Because of the deterioration of buildings, the decrease of neighboring local population, etc., it is rather necessary to reduce the rent.

(2) As seen earlier, the Plaintiff and the Defendant set the monthly rent at KRW 2.25,00 (Additional No. 3) as the monthly rent around June 2015, which was maintained until the termination of the lease agreement on June 2019.

Therefore, even if the monthly rent presented by the defendant is increased by 20%, it is not an increase of two years, but an increase of four years, not an increase of two years.

It is difficult to say that it is unreasonable to increase 5% per year by raising 5% per annum.

The plaintiff's above assertion is without merit.

B. (1) The Plaintiff asserted that the terms and conditions of restoration on the parking lot original state were as follows: (a) when entering into a lease agreement with the previous lessor, the first floor parking lot was used exclusively; (b) in consideration of this, the Plaintiff determined that the deposit and the tea were the deposit and received premium.

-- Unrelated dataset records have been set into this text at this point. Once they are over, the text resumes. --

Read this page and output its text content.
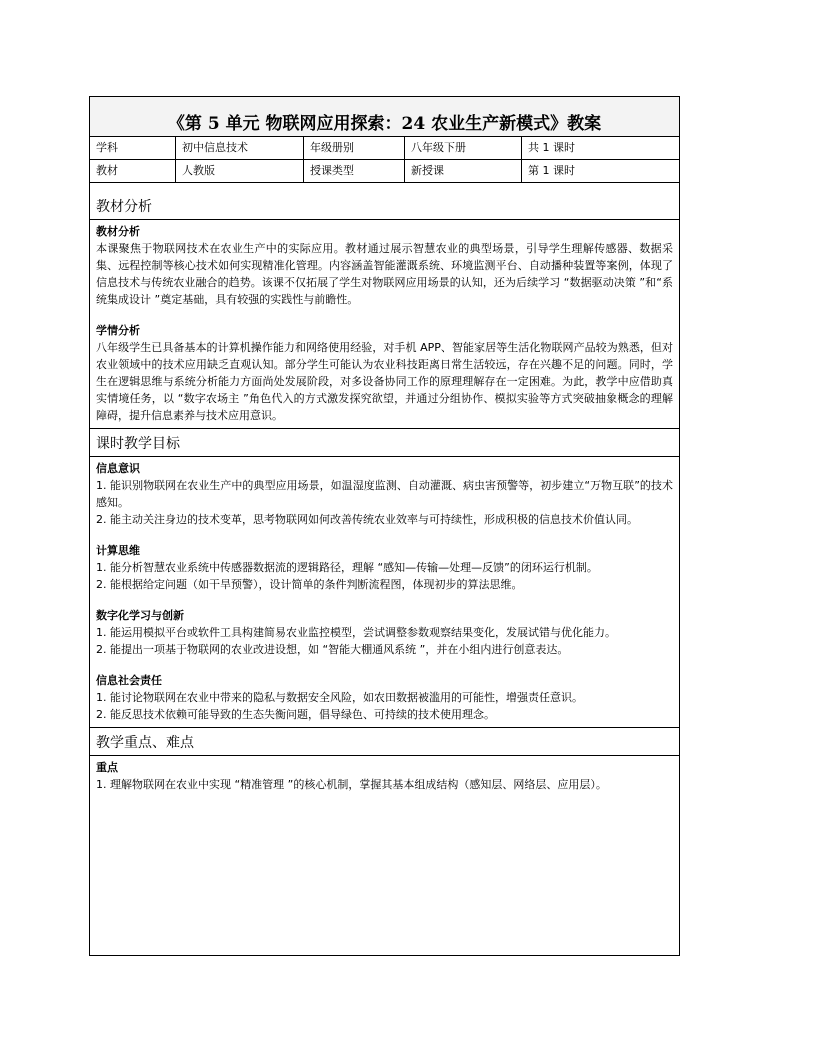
《第 5 单元 物联网应用探索：24 农业生产新模式》教案
学科	初中信息技术	年级册别	八年级下册	共 1 课时
教材	人教版	授课类型	新授课	第 1 课时
教材分析

教材分析

本课聚焦于物联网技术在农业生产中的实际应用。教材通过展示智慧农业的典型场景，引导学生理解传感器、数据采集、远程控制等核心技术如何实现精准化管理。内容涵盖智能灌溉系统、环境监测平台、自动播种装置等案例，体现了信息技术与传统农业融合的趋势。该课不仅拓展了学生对物联网应用场景的认知，还为后续学习 “数据驱动决策 ”和“系统集成设计 ”奠定基础，具有较强的实践性与前瞻性。

学情分析

八年级学生已具备基本的计算机操作能力和网络使用经验，对手机 APP、智能家居等生活化物联网产品较为熟悉，但对农业领域中的技术应用缺乏直观认知。部分学生可能认为农业科技距离日常生活较远，存在兴趣不足的问题。同时，学生在逻辑思维与系统分析能力方面尚处发展阶段，对多设备协同工作的原理理解存在一定困难。为此，教学中应借助真实情境任务，以 “数字农场主 ”角色代入的方式激发探究欲望，并通过分组协作、模拟实验等方式突破抽象概念的理解障碍，提升信息素养与技术应用意识。

课时教学目标

信息意识

1. 能识别物联网在农业生产中的典型应用场景，如温湿度监测、自动灌溉、病虫害预警等，初步建立“万物互联”的技术感知。

2. 能主动关注身边的技术变革，思考物联网如何改善传统农业效率与可持续性，形成积极的信息技术价值认同。

计算思维

1. 能分析智慧农业系统中传感器数据流的逻辑路径，理解 “感知—传输—处理—反馈”的闭环运行机制。

2. 能根据给定问题（如干旱预警），设计简单的条件判断流程图，体现初步的算法思维。

数字化学习与创新

1. 能运用模拟平台或软件工具构建简易农业监控模型，尝试调整参数观察结果变化，发展试错与优化能力。

2. 能提出一项基于物联网的农业改进设想，如 “智能大棚通风系统 ”，并在小组内进行创意表达。

信息社会责任

1. 能讨论物联网在农业中带来的隐私与数据安全风险，如农田数据被滥用的可能性，增强责任意识。

2. 能反思技术依赖可能导致的生态失衡问题，倡导绿色、可持续的技术使用理念。

教学重点、难点

重点

1. 理解物联网在农业中实现 “精准管理 ”的核心机制，掌握其基本组成结构（感知层、网络层、应用层）。
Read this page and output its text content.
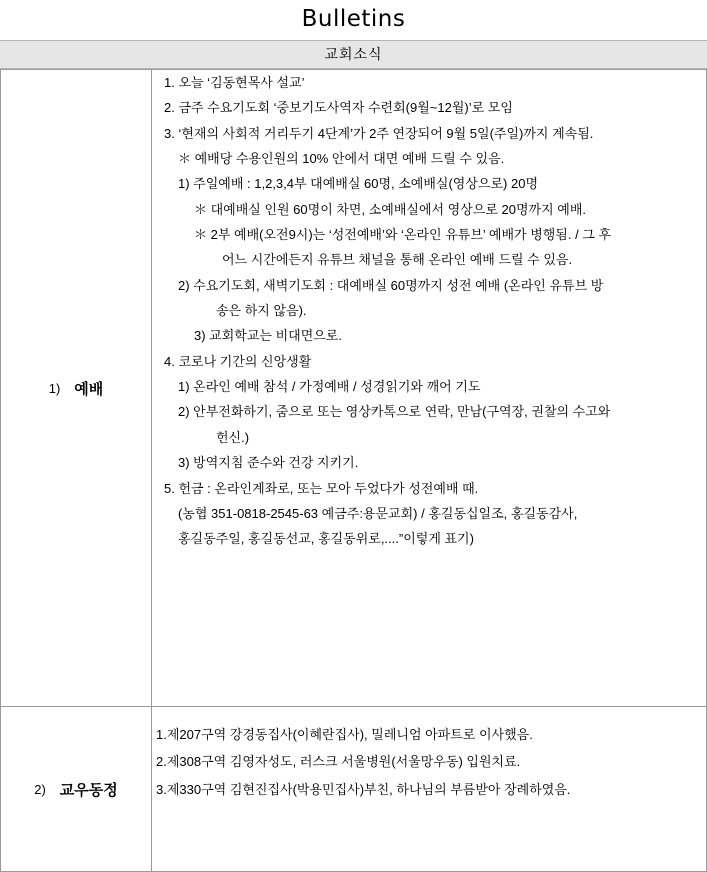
Bulletins
교회소식
1) 예배

1. 오늘 ‘김동현목사 설교’
2. 금주 수요기도회 ‘중보기도사역자 수련회(9월~12월)’로 모임
3. ‘현재의 사회적 거리두기 4단계’가 2주 연장되어 9월 5일(주일)까지 계속됨.
＊ 예배당 수용인원의 10% 안에서 대면 예배 드릴 수 있음.
1) 주일예배 : 1,2,3,4부 대예배실 60명, 소예배실(영상으로) 20명
＊ 대예배실 인원 60명이 차면, 소예배실에서 영상으로 20명까지 예배.
＊ 2부 예배(오전9시)는 ‘성전예배’와 ‘온라인 유튜브’ 예배가 병행됨. / 그 후
어느 시간에든지 유튜브 채널을 통해 온라인 예배 드릴 수 있음.
2) 수요기도회, 새벽기도회 : 대예배실 60명까지 성전 예배 (온라인 유튜브 방
송은 하지 않음).
3) 교회학교는 비대면으로.
4. 코로나 기간의 신앙생활
1) 온라인 예배 참석 / 가정예배 / 성경읽기와 깨어 기도
2) 안부전화하기, 줌으로 또는 영상카톡으로 연락, 만남(구역장, 권찰의 수고와
헌신.)
3) 방역지침 준수와 건강 지키기.
5. 헌금 : 온라인계좌로, 또는 모아 두었다가 성전예배 때.
(농협 351-0818-2545-63 예금주:용문교회) / 홍길동십일조, 홍길동감사,
홍길동주일, 홍길동선교, 홍길동위로,....”이렇게 표기)

2) 교우동정

1.제207구역 강경동집사(이혜란집사), 밀레니엄 아파트로 이사했음.
2.제308구역 김영자성도, 러스크 서울병원(서울망우동) 입원치료.
3.제330구역 김현진집사(박용민집사)부친, 하나님의 부름받아 장례하였음.
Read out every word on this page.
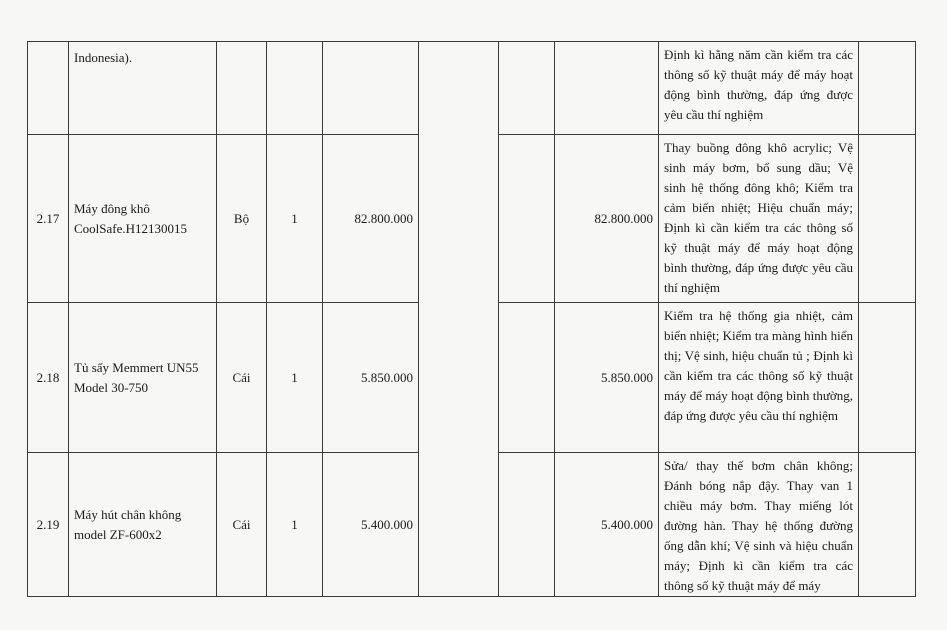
	Indonesia).							Định kì hằng năm cần kiểm tra các thông số kỹ thuật máy để máy hoạt động bình thường, đáp ứng được yêu cầu thí nghiệm	
2.17	Máy đông khô CoolSafe.H12130015	Bộ	1	82.800.000			82.800.000	Thay buồng đông khô acrylic; Vệ sinh máy bơm, bổ sung dầu; Vệ sinh hệ thống đông khô; Kiểm tra cảm biến nhiệt; Hiệu chuẩn máy; Định kì cần kiểm tra các thông số kỹ thuật máy để máy hoạt động bình thường, đáp ứng được yêu cầu thí nghiệm	
2.18	Tủ sấy Memmert UN55 Model 30-750	Cái	1	5.850.000			5.850.000	Kiểm tra hệ thống gia nhiệt, cảm biến nhiệt; Kiểm tra màng hình hiển thị; Vệ sinh, hiệu chuẩn tủ ; Định kì cần kiểm tra các thông số kỹ thuật máy để máy hoạt động bình thường, đáp ứng được yêu cầu thí nghiệm	
2.19	Máy hút chân không model ZF-600x2	Cái	1	5.400.000			5.400.000	Sửa/ thay thế bơm chân không; Đánh bóng nắp đậy. Thay van 1 chiều máy bơm. Thay miếng lót đường hàn. Thay hệ thống đường ống dẫn khí; Vệ sinh và hiệu chuẩn máy; Định kì cần kiểm tra các thông số kỹ thuật máy để máy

The defendant who succeeded to the status of the lessor was aware of this.

However, it is illegal that the tenant of the commercial building exclusively uses the parking lot which is the common use area, and it is not specified in the contract.

The area of the parking lot shall be approximately 43 square meters and shall be approximately 1/3 of the area of the building of the commercial building of this case.

Therefore, the new lease condition to restore the parking lot to its original condition is extremely difficult to seek a new lessee.

(2) Even based on the Plaintiff’s assertion, the Defendant.